Africa’s industrial progress has been disappointing. With the exception of South African auto components and garments, both of which have benefited from special incentives, Africa exports almost no manufactured goods that are not based on the processing of raw materials. Despite considerable rhetoric on the need to develop manufacturing as well as support by donors, what limited progress has been made has often been uneven and isolated. Much of Africa’s manufacturing sector is still characterized by a significant economic dualism between a large number of small-scale enterprises in the informal sector and a handful of more efficient large-scale operations in the formal sector.Following on from previous research on external costs, this paper compares labor costs and productivity in selected African countries relative to comparatives using data for 25 countries from the World Bank’s Enterprise Surveys. We conclude that industrial labor costs are far higher in Africa than one might expect, given levels of Gross Domestic Product (GDP) per capita. Part of this is an “enclave effect”. Both labor costs and labor productivity are far higher in Africa, relative to GDP per capita, than in comparable countries. Another part reflects a steeper labor cost curve. As firms are larger and more productive, their labor costs increase more in Africa than elsewhere. But there is still a sizable residual “Africa effect” after controlling such factors.
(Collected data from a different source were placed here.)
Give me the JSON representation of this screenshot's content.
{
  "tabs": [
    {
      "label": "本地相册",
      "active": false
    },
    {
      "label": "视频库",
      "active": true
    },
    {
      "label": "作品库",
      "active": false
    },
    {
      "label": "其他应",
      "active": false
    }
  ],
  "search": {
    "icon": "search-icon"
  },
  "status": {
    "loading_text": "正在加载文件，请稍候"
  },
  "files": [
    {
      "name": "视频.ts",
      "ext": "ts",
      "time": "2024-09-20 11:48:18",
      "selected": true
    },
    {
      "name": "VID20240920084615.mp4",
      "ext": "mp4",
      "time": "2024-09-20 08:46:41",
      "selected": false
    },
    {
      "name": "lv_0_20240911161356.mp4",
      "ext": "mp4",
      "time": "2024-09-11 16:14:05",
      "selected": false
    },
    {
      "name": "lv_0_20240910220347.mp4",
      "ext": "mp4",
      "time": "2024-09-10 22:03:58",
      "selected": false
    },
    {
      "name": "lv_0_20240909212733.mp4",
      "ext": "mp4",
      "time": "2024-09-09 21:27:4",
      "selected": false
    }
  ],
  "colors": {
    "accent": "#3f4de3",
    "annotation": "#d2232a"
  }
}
We cannot test rigorously for the reasons behind these results, but can consider some plausible explanations. We also consider how Africa’s distinctive pattern, in terms of purchasing power parity exchange rates, could affect the results.The paper concludes with some implications for policy. Certainly there is an urgent need to reduce external costs through focused investments (power), as well as a general improvement in the business climate. However, with the exception of a few countries like Ethiopia, it is not clear that Africa’s low-income level automatically translates into a comparative advantage in low-wage basic manufacturing. The paper argues that it is more likely to reside in sectors closely linked with the rich and varied natural resource endowments of the countries, whether supplying or processing industries.